With the magnification run up to 223x with a 4mm TMB/Burgess planetary eyepiece, however, an almost undetectable amount of deep red could be glimpsed adjacent to crater and mountain range shadows when the seeing conditions turned poor – again pointing out the one (minor) shortcoming of even the best ED doublet.

Deep-sky observation is not the strong point of a relatively small (in aperture) telescope, but the Vixen did provide some very fine images. With a 40mm Orion Optiluxe eyepiece, the ED115 provided an expansive 2.8 degree field-of-view – enough to please most RFT fans and easily frame the Pleiades, Beehive, and most other large deep-sky objects,

Cruising at 68x with a 13mm Nagler Type 6, the scope served up a beautiful image of the Great Orion Nebula, showing a tad more detail than the 4-inch telescope and somewhat less than the 5-inch Takahashi. At 133x and 178x, both the “E” and “F” stars in the Trapezium were reasonably easy to pick out with the Vixen, more so than with the TSA-102. It seems that in this 4 to 5-inch size category, 12 or 13mm of additional aperture DOES mean something in deep-sky viewing, as the jump from 102mm to 115mm to 128mm provided a noticeable improvement in the brightness and visibility of everything from bright nebulae and globular clusters to faint smudges of NGC galaxies.
Obviously, size does matter, and any of these fine refractors are easily outclassed by a 10 or 12-inch Dobsonian where light grasp is concerned.

CONCLUSIONS

Overall, I’m quite impressed with the ED115’s performance. It fills the niche between the plethora of 4-inch APO’s and the much more expensive 5-inchers. Though its tube length is a bit long, the Vixen’s sub-ten pound weight allows for a variety of mounting options and excellent portability.

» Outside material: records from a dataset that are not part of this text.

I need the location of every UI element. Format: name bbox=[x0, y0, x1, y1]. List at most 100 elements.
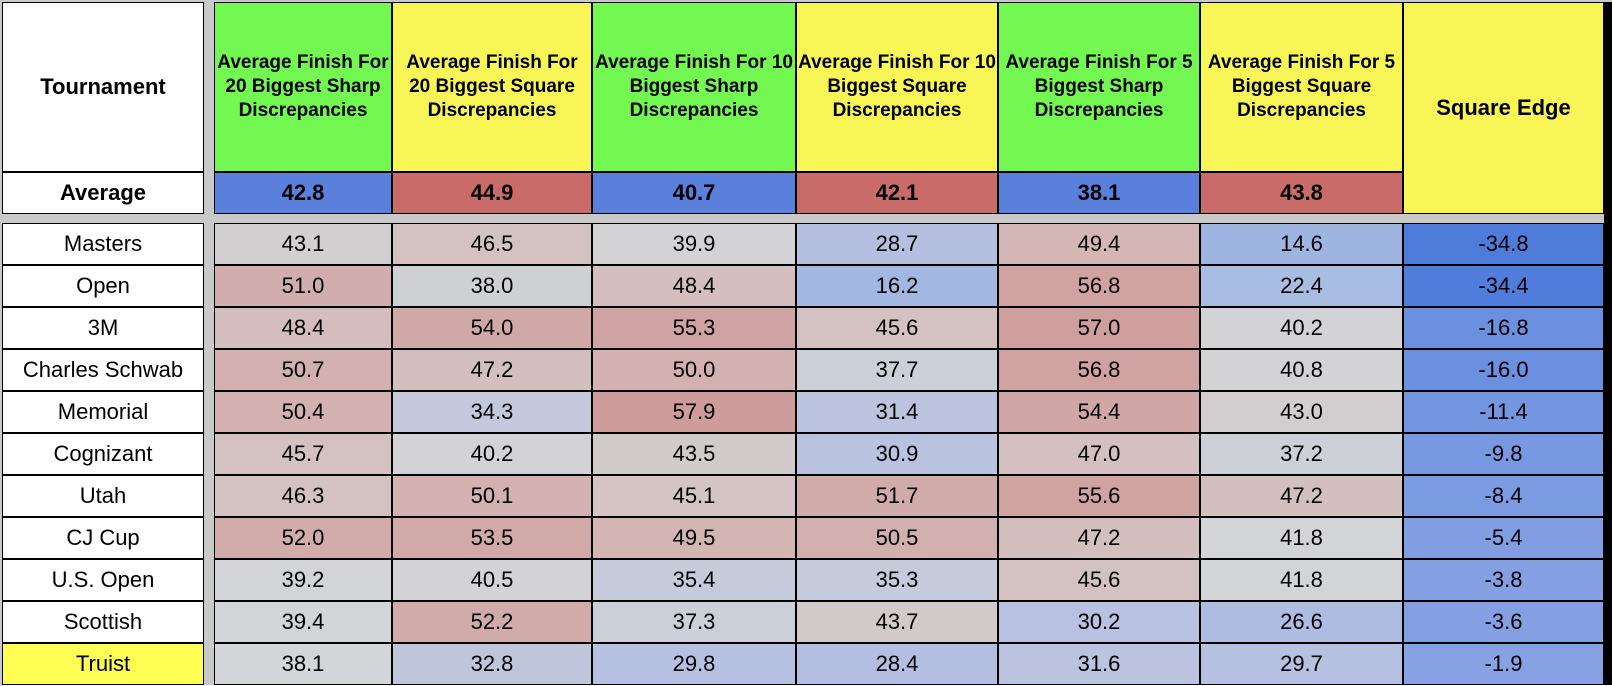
data-cell[interactable]: 37.7 bbox=[796, 349, 998, 391]
data-cell[interactable]: 28.7 bbox=[796, 223, 998, 265]
data-cell[interactable]: 55.3 bbox=[592, 307, 796, 349]
data-cell[interactable]: 57.9 bbox=[592, 391, 796, 433]
column-header-square-edge[interactable]: Square Edge bbox=[1403, 2, 1604, 214]
data-cell[interactable]: 45.6 bbox=[998, 559, 1200, 601]
data-cell[interactable]: 43.5 bbox=[592, 433, 796, 475]
data-cell[interactable]: 47.2 bbox=[998, 517, 1200, 559]
data-cell[interactable]: 43.0 bbox=[1200, 391, 1403, 433]
average-value-cell[interactable]: 43.8 bbox=[1200, 172, 1403, 214]
data-cell[interactable]: 38.0 bbox=[392, 265, 592, 307]
data-cell[interactable]: 31.4 bbox=[796, 391, 998, 433]
data-cell[interactable]: 47.2 bbox=[1200, 475, 1403, 517]
data-cell[interactable]: 56.8 bbox=[998, 265, 1200, 307]
data-cell[interactable]: 52.0 bbox=[214, 517, 392, 559]
frozen-row-divider[interactable] bbox=[2, 214, 1604, 223]
data-cell[interactable]: 48.4 bbox=[214, 307, 392, 349]
data-cell[interactable]: 41.8 bbox=[1200, 517, 1403, 559]
data-cell[interactable]: 37.3 bbox=[592, 601, 796, 643]
column-header[interactable]: Average Finish For 10 Biggest Square Dis… bbox=[796, 2, 998, 172]
data-cell[interactable]: 31.6 bbox=[998, 643, 1200, 685]
data-cell[interactable]: 39.9 bbox=[592, 223, 796, 265]
data-cell[interactable]: 54.4 bbox=[998, 391, 1200, 433]
tournament-label[interactable]: 3M bbox=[2, 307, 204, 349]
average-value-cell[interactable]: 38.1 bbox=[998, 172, 1200, 214]
tournament-label[interactable]: Truist bbox=[2, 643, 204, 685]
column-header[interactable]: Average Finish For 10 Biggest Sharp Disc… bbox=[592, 2, 796, 172]
data-cell[interactable]: 50.7 bbox=[214, 349, 392, 391]
data-cell[interactable]: 52.2 bbox=[392, 601, 592, 643]
average-row-label[interactable]: Average bbox=[2, 172, 204, 214]
data-cell[interactable]: 56.8 bbox=[998, 349, 1200, 391]
data-cell[interactable]: 26.6 bbox=[1200, 601, 1403, 643]
tournament-label[interactable]: Masters bbox=[2, 223, 204, 265]
data-cell[interactable]: 46.3 bbox=[214, 475, 392, 517]
data-cell[interactable]: 46.5 bbox=[392, 223, 592, 265]
data-cell[interactable]: 45.6 bbox=[796, 307, 998, 349]
data-cell[interactable]: 53.5 bbox=[392, 517, 592, 559]
data-cell[interactable]: 54.0 bbox=[392, 307, 592, 349]
square-edge-cell[interactable]: -34.8 bbox=[1403, 223, 1604, 265]
data-cell[interactable]: 28.4 bbox=[796, 643, 998, 685]
tournament-label[interactable]: Memorial bbox=[2, 391, 204, 433]
data-cell[interactable]: 39.4 bbox=[214, 601, 392, 643]
data-cell[interactable]: 34.3 bbox=[392, 391, 592, 433]
data-cell[interactable]: 29.7 bbox=[1200, 643, 1403, 685]
square-edge-cell[interactable]: -34.4 bbox=[1403, 265, 1604, 307]
square-edge-cell[interactable]: -9.8 bbox=[1403, 433, 1604, 475]
data-cell[interactable]: 49.5 bbox=[592, 517, 796, 559]
average-value-cell[interactable]: 44.9 bbox=[392, 172, 592, 214]
data-cell[interactable]: 41.8 bbox=[1200, 559, 1403, 601]
data-cell[interactable]: 29.8 bbox=[592, 643, 796, 685]
tournament-label[interactable]: Utah bbox=[2, 475, 204, 517]
data-cell[interactable]: 22.4 bbox=[1200, 265, 1403, 307]
data-cell[interactable]: 40.2 bbox=[392, 433, 592, 475]
data-cell[interactable]: 40.5 bbox=[392, 559, 592, 601]
data-cell[interactable]: 50.4 bbox=[214, 391, 392, 433]
data-cell[interactable]: 40.8 bbox=[1200, 349, 1403, 391]
data-cell[interactable]: 30.9 bbox=[796, 433, 998, 475]
average-value-cell[interactable]: 42.8 bbox=[214, 172, 392, 214]
square-edge-cell[interactable]: -3.6 bbox=[1403, 601, 1604, 643]
square-edge-cell[interactable]: -16.8 bbox=[1403, 307, 1604, 349]
tournament-label[interactable]: Open bbox=[2, 265, 204, 307]
tournament-label[interactable]: Cognizant bbox=[2, 433, 204, 475]
data-cell[interactable]: 51.7 bbox=[796, 475, 998, 517]
data-cell[interactable]: 49.4 bbox=[998, 223, 1200, 265]
data-cell[interactable]: 48.4 bbox=[592, 265, 796, 307]
column-header[interactable]: Average Finish For 20 Biggest Sharp Disc… bbox=[214, 2, 392, 172]
data-cell[interactable]: 47.0 bbox=[998, 433, 1200, 475]
average-value-cell[interactable]: 40.7 bbox=[592, 172, 796, 214]
data-cell[interactable]: 35.3 bbox=[796, 559, 998, 601]
tournament-label[interactable]: U.S. Open bbox=[2, 559, 204, 601]
data-cell[interactable]: 43.7 bbox=[796, 601, 998, 643]
average-value-cell[interactable]: 42.1 bbox=[796, 172, 998, 214]
data-cell[interactable]: 39.2 bbox=[214, 559, 392, 601]
tournament-label[interactable]: CJ Cup bbox=[2, 517, 204, 559]
column-header[interactable]: Average Finish For 5 Biggest Sharp Discr… bbox=[998, 2, 1200, 172]
data-cell[interactable]: 40.2 bbox=[1200, 307, 1403, 349]
data-cell[interactable]: 50.0 bbox=[592, 349, 796, 391]
data-cell[interactable]: 38.1 bbox=[214, 643, 392, 685]
data-cell[interactable]: 47.2 bbox=[392, 349, 592, 391]
tournament-label[interactable]: Scottish bbox=[2, 601, 204, 643]
square-edge-cell[interactable]: -3.8 bbox=[1403, 559, 1604, 601]
data-cell[interactable]: 32.8 bbox=[392, 643, 592, 685]
column-header[interactable]: Average Finish For 5 Biggest Square Disc… bbox=[1200, 2, 1403, 172]
data-cell[interactable]: 37.2 bbox=[1200, 433, 1403, 475]
square-edge-cell[interactable]: -8.4 bbox=[1403, 475, 1604, 517]
data-cell[interactable]: 30.2 bbox=[998, 601, 1200, 643]
data-cell[interactable]: 55.6 bbox=[998, 475, 1200, 517]
square-edge-cell[interactable]: -11.4 bbox=[1403, 391, 1604, 433]
column-header[interactable]: Average Finish For 20 Biggest Square Dis… bbox=[392, 2, 592, 172]
data-cell[interactable]: 14.6 bbox=[1200, 223, 1403, 265]
data-cell[interactable]: 35.4 bbox=[592, 559, 796, 601]
corner-header-tournament[interactable]: Tournament bbox=[2, 2, 204, 172]
data-cell[interactable]: 16.2 bbox=[796, 265, 998, 307]
data-cell[interactable]: 45.7 bbox=[214, 433, 392, 475]
square-edge-cell[interactable]: -5.4 bbox=[1403, 517, 1604, 559]
data-cell[interactable]: 43.1 bbox=[214, 223, 392, 265]
data-cell[interactable]: 50.5 bbox=[796, 517, 998, 559]
square-edge-cell[interactable]: -16.0 bbox=[1403, 349, 1604, 391]
frozen-column-divider[interactable] bbox=[204, 2, 214, 685]
data-cell[interactable]: 57.0 bbox=[998, 307, 1200, 349]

Optically, the telescope is about as good as it gets for an ED doublet of moderate focal ratio in this intermediate size class. Superb contrast and tight stellar images attest to its fine optical correction. The almost total lack of the dreaded violet halo found in achromats is offset a little by the slight red excess and fleeting glimpses of false color when the seeing is poor, but calling the telescope an APO (depending on one’s personal definition) wouldn’t be too much of a stretch.

Is the Vixen ED115S worth its $2995 retail price? Given the lack of competition in its size category, I’m inclined to say that it is. A rotatable dual-speed focuser would be a nice addition, as would a retractable dewcap, but otherwise, the scope comes well equipped. At the current “wholesale direct” price of $2145 with the f/5.2 focal reducer for imaging, it’s a bargain that is almost sure to please. It’s like a middleweight boxer with a heavy punch – a rare and very good combination.